Issue Date: December 21, 2009
Tiny Molecular Track Walker
Looking to mimic mighty biomolecular machines, such as kinesin and myosin, chemists at Scotland’s University of Edinburgh have developed a synthetic small molecule that walks, foot over foot, down a molecular track when prompted by changes in pH (Nat. Chem., DOI: 10.1038/nchem.481). Created by David A. Leigh, Max von Delius, and Edzard M. Geertsema, the 21-atom walking unit (red) has one sulfur foot and one hydrazide foot, which travel along the track’s benzaldehyde and benzylic disulfide footholds (green and blue, respectively).
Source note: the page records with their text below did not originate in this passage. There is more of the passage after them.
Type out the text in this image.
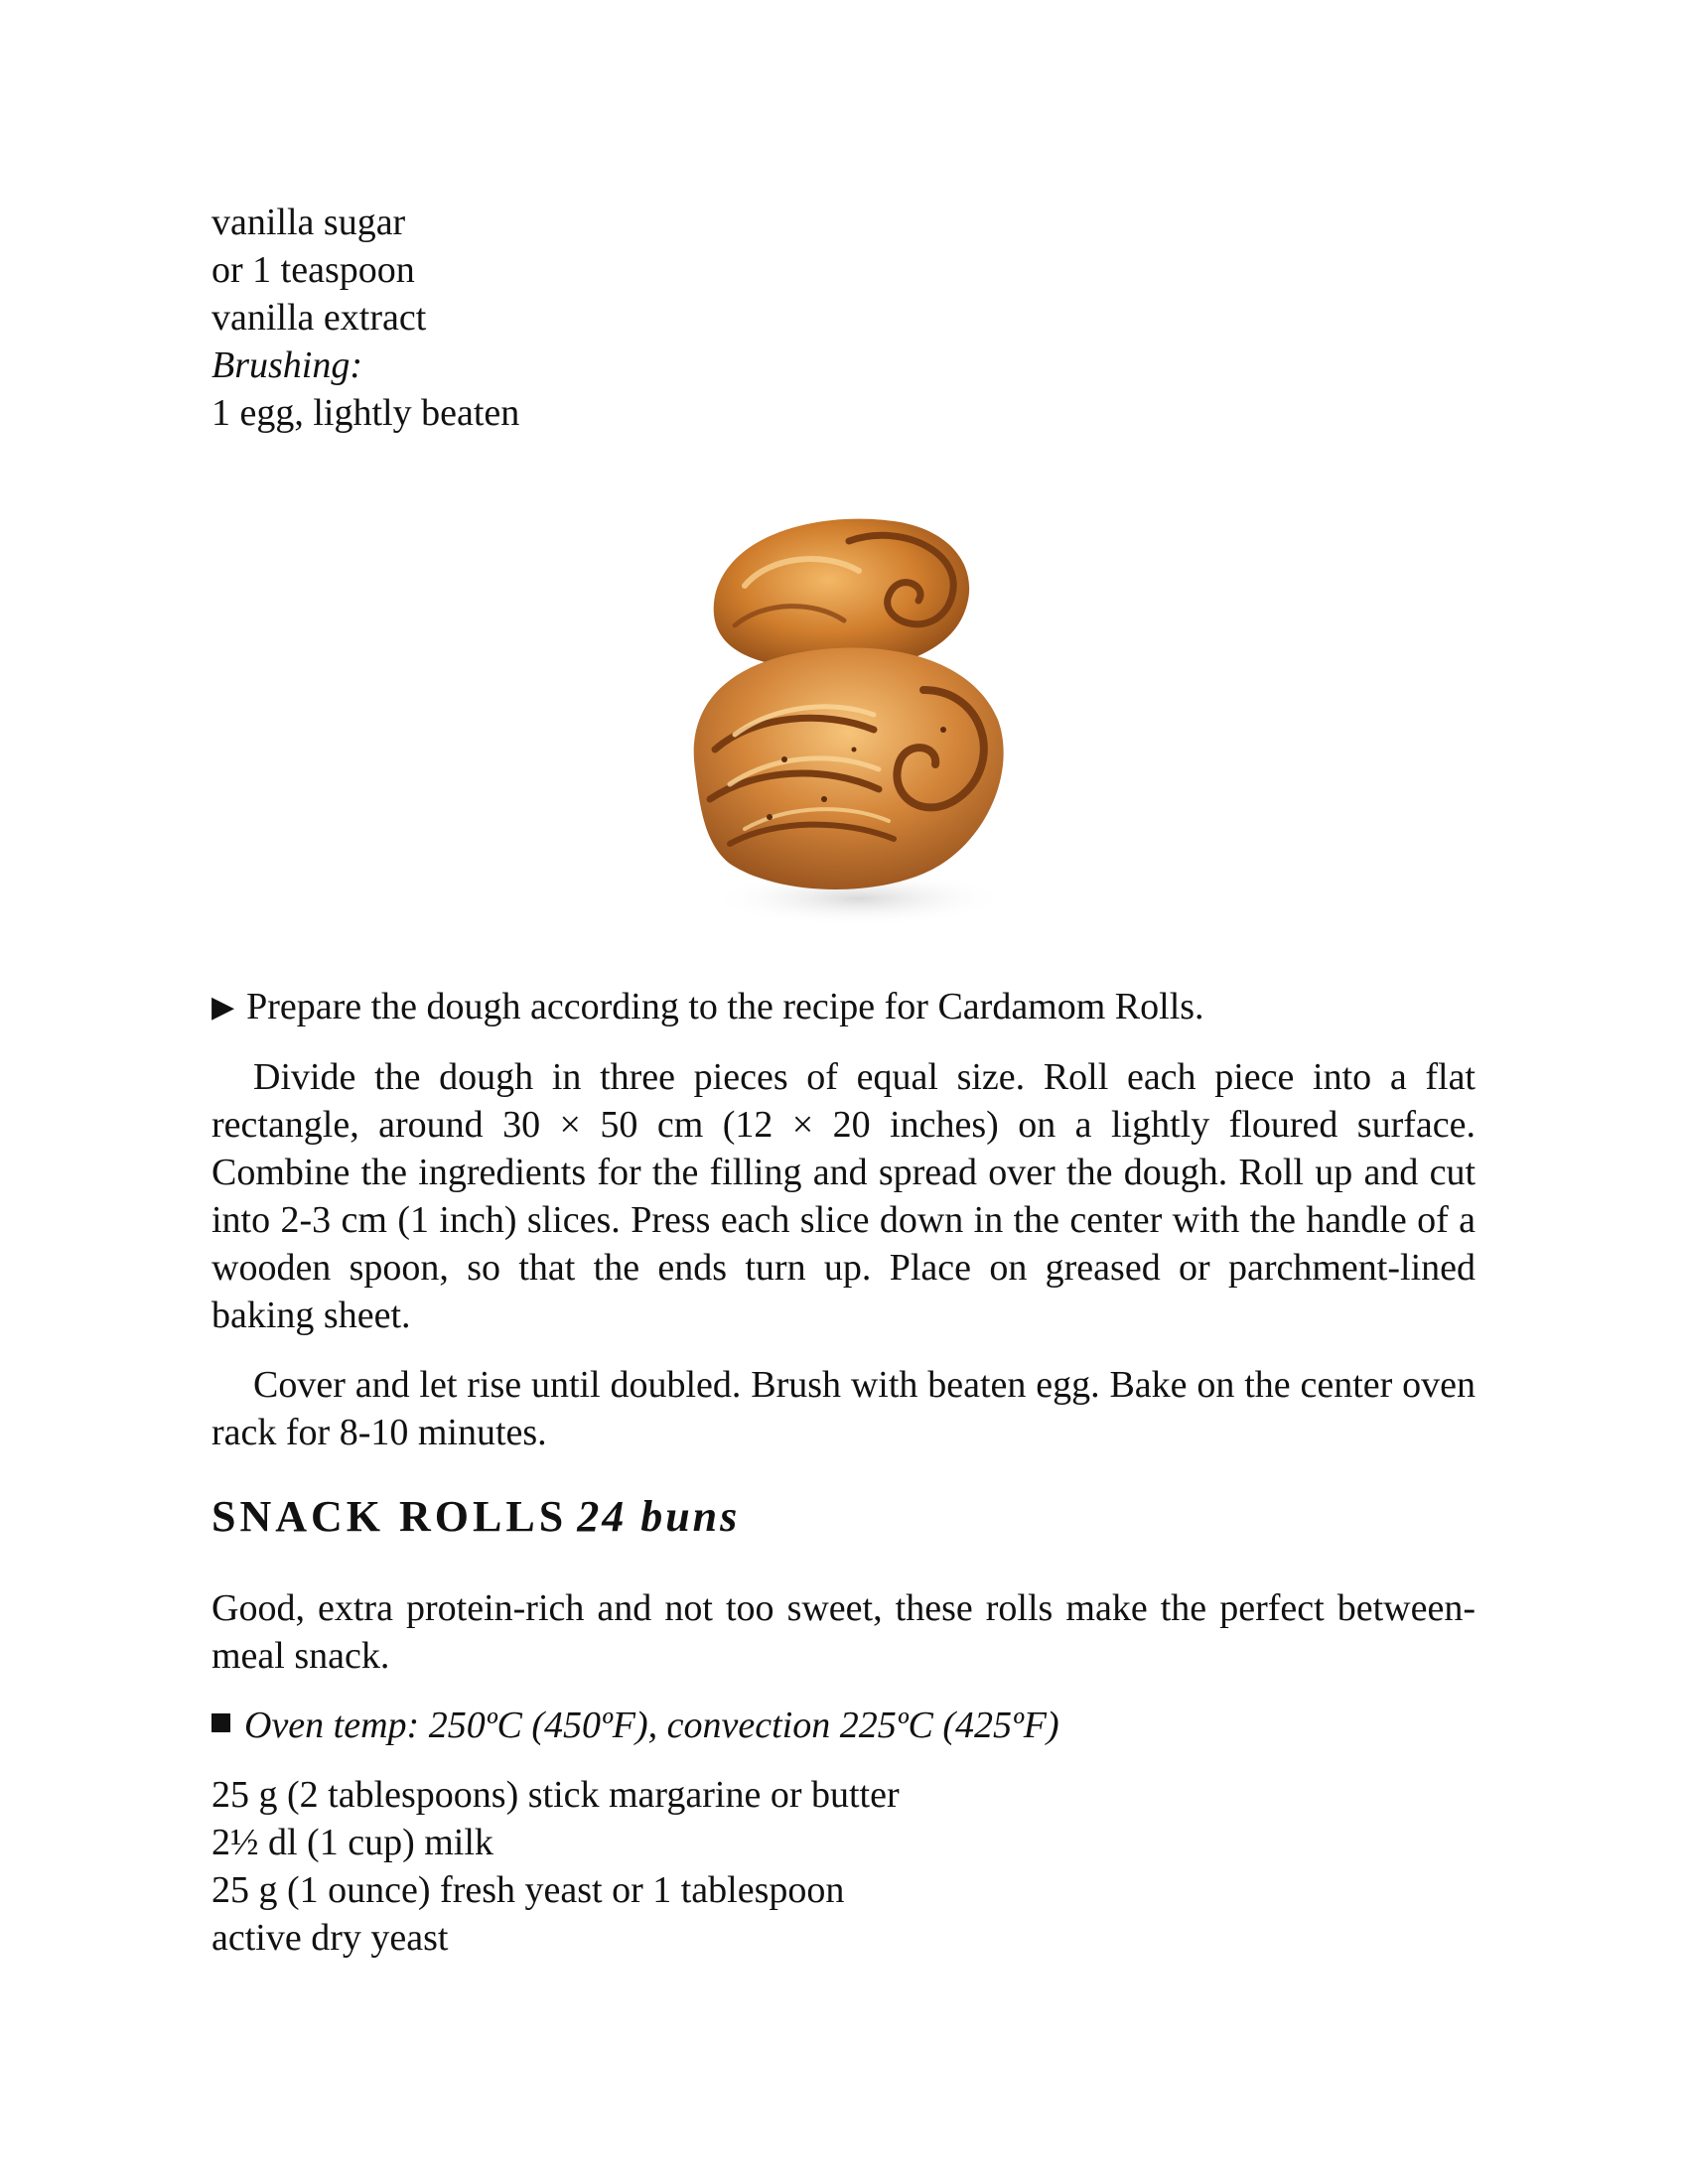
vanilla sugar

or 1 teaspoon

vanilla extract

Brushing:

1 egg, lightly beaten

▶ Prepare the dough according to the recipe for Cardamom Rolls.

Divide the dough in three pieces of equal size. Roll each piece into a flat rectangle, around 30 × 50 cm (12 × 20 inches) on a lightly floured surface. Combine the ingredients for the filling and spread over the dough. Roll up and cut into 2-3 cm (1 inch) slices. Press each slice down in the center with the handle of a wooden spoon, so that the ends turn up. Place on greased or parchment-lined baking sheet.

Cover and let rise until doubled. Brush with beaten egg. Bake on the center oven rack for 8-10 minutes.

SNACK ROLLS 24 buns

Good, extra protein-rich and not too sweet, these rolls make the perfect between-meal snack.

Oven temp: 250ºC (450ºF), convection 225ºC (425ºF)

25 g (2 tablespoons) stick margarine or butter

2½ dl (1 cup) milk

25 g (1 ounce) fresh yeast or 1 tablespoon

active dry yeast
Acidic conditions make the sulfur foot lock itself into a disulfide bond on the track, leaving the hydrazide foot to move freely. Under basic conditions, the hydrazide foot reacts with one of the benzaldehyde footholds to form a hydrazone linkage, and the sulfur foot is set loose to stroll to a benzylic disulfide on the track. The Edinburgh researchers found that when they used a redox reaction to break the disulfide bond, they were able to make the walker travel in one direction, rather than wander back and forth. This suggests a similar system could be devised in which a molecular walker carries cargo down a much longer track of footholds, the researchers say.